Accor Sajikan Kuliner Madura di 10 Hotel di Jatim; Angkat Kuliner Lokal

Accor Sajikan Kuliner Madura di 10 Hotel di Jatim; Angkat Kuliner Lokal

Ada Nasi Jagung Meduro, Wedang Kobbhu, nasi bebek, bubur Madura dan lain-lainnya

Surabaya, Kabarindo- Masakan Madura sudah cukup terkenal di Jawa Timur, terutama di Surabaya, karena wilayahnya sangat dekat dengan Madura. Sebagian masyarakat Surabaya juga berasal dari Pulau Garam ini.

Namun masyarakat di luar Jatim mungkin kurang familiar dengan kuliner Madura. Nah, kini mereka bisa mencicipi beragam menu khas Madura dalam Culinary Journey East Java 2020 yang digelar jaringan hotel Accor. Para tamu bisa menikmati kuliner Madura di 10 hotel jaringan Accor di Surabaya dan Malang.

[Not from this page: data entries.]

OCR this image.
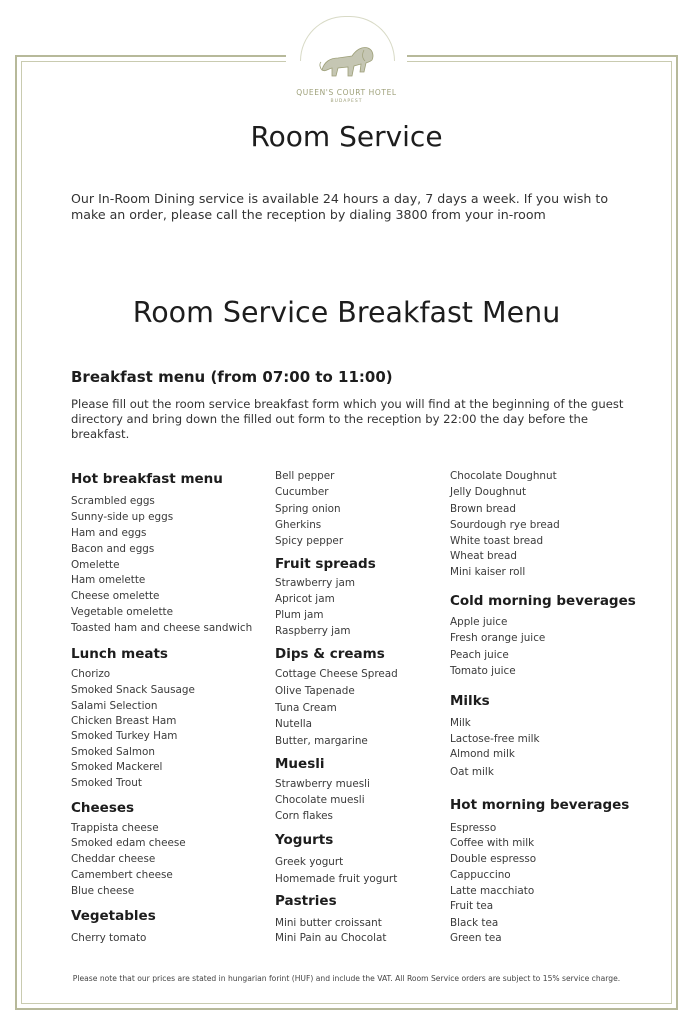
QUEEN'S COURT HOTEL
BUDAPEST
Room Service
Our In-Room Dining service is available 24 hours a day, 7 days a week. If you wish to make an order, please call the reception by dialing 3800 from your in-room
Room Service Breakfast Menu
Breakfast menu (from 07:00 to 11:00)
Please fill out the room service breakfast form which you will find at the beginning of the guest directory and bring down the filled out form to the reception by 22:00 the day before the breakfast.
Hot breakfast menu
Scrambled eggs
Sunny-side up eggs
Ham and eggs
Bacon and eggs
Omelette
Ham omelette
Cheese omelette
Vegetable omelette
Toasted ham and cheese sandwich
Lunch meats
Chorizo
Smoked Snack Sausage
Salami Selection
Chicken Breast Ham
Smoked Turkey Ham
Smoked Salmon
Smoked Mackerel
Smoked Trout
Cheeses
Trappista cheese
Smoked edam cheese
Cheddar cheese
Camembert cheese
Blue cheese
Vegetables
Cherry tomato
Bell pepper
Cucumber
Spring onion
Gherkins
Spicy pepper
Fruit spreads
Strawberry jam
Apricot jam
Plum jam
Raspberry jam
Dips & creams
Cottage Cheese Spread
Olive Tapenade
Tuna Cream
Nutella
Butter, margarine
Muesli
Strawberry muesli
Chocolate muesli
Corn flakes
Yogurts
Greek yogurt
Homemade fruit yogurt
Pastries
Mini butter croissant
Mini Pain au Chocolat
Chocolate Doughnut
Jelly Doughnut
Brown bread
Sourdough rye bread
White toast bread
Wheat bread
Mini kaiser roll
Cold morning beverages
Apple juice
Fresh orange juice
Peach juice
Tomato juice
Milks
Milk
Lactose-free milk
Almond milk
Oat milk
Hot morning beverages
Espresso
Coffee with milk
Double espresso
Cappuccino
Latte macchiato
Fruit tea
Black tea
Green tea
Please note that our prices are stated in hungarian forint (HUF) and include the VAT. All Room Service orders are subject to 15% service charge.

Menurut Tatok Haryanto, Director of Marketing & Event Grand Mercure Surabaya City, Culinary Journey merupakan program yang digelar sepanjang tahun serta menghadirkan keragaman masakan dan cita rasa unik hasil olahan tim kuliner di lebih dari 120 restoran di hotel-hotel jaringan Accor di Indonesia.

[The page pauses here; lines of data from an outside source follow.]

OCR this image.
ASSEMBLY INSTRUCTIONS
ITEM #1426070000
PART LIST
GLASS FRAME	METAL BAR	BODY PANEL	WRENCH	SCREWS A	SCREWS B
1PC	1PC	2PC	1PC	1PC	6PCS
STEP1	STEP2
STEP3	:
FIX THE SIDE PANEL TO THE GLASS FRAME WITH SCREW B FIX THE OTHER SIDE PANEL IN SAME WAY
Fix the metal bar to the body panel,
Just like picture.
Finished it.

“Mengawali 2020, Accor Hotels Jawa Timur mengadakan kembali Culinary Journey East Java untuk ke-5 kalinya. Event ini diikuti 10 hotel Accor di Jatim dengan mengangkat tema Madura,” ujarnya pada Senin (13/1/2020).

Tomi Nugroho, F&B Manager Grand Mercure Surabaya City, mengatakan Culinary Journey East Java merupakan program region per 3 bulan di Accor Hotels Jatim. Kali ini mengangkat tema Madura untuk menonjolkan kuliner dari Pulau Garam tersebut sekaligus mengangkat kearifan lokal.

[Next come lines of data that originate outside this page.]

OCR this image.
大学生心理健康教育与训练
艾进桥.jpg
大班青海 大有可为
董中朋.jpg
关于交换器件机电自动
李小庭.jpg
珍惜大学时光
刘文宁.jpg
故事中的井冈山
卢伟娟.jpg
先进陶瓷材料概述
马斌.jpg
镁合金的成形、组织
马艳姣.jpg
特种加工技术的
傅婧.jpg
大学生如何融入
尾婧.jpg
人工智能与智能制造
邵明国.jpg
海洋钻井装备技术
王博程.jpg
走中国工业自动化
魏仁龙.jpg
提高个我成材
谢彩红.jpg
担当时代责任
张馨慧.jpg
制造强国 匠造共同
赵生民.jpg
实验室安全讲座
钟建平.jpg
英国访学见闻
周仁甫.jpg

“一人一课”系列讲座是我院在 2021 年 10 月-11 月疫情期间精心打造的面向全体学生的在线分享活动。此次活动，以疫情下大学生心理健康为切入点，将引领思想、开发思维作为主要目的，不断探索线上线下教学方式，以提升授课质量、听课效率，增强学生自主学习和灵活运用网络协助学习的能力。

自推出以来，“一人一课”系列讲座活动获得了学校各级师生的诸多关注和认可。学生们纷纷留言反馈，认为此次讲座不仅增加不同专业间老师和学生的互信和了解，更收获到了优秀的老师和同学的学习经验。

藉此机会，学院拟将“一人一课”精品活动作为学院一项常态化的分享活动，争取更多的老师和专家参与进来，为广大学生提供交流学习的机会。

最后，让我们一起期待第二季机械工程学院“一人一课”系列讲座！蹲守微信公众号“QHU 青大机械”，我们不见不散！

“Kuliner Madura itu kan beragam ya. Kali ini kami menyajikan menu-menu dari Bangkalan dengan cita rasa seasli mungkin,” ujarnya.

Dalam event tersebut disaji bermacam menu khas Bangkalan di antaranya Nasi Jagung Madura dan Wedang Kobbhu yang menjadi andalan. Juga nasi bebek yang terkenal, bubur Madura yang gurih dan manis serta menu-menu lainnya yang lezat.

Nasi Madura merupakan kuliner asal Bangkalan, salah satu kota di Madura, yang mirip nasi campur pada umumnya. Menu ini memadukan aneka lauk dan disajikan di atas daun pisang sebagai ciri khas-nya sehingga menambah kelezatannya.

Sedangkan Wedang Kobbhu merupakan minuman khas Bangkalan yang menyegarkan. Wedang ini cocok diminun dalam keadaan hangat yang mengeluarkan aroma rempah maupun disajikan dingin. Minuman ini terbuat dari irisan daging kelapa muda, gula Jawa, jahe, sereh dan air kelapa.

“Nasi Jagung Madura dan Wedang Kobbhu disajikan ala carte, sedangkan menu-menu lain disajikan secara buffet. Bermacam menu ini disajikan bergiliran supaya variatif,” ujar Tomi.

Ia optimis, Culinary Journey East Java akan menarik minat tamu terutama dari luar Jatim, karena mereka biasanya ingin menikmati kuliner lokal jika berkunjung ke suatu daerah.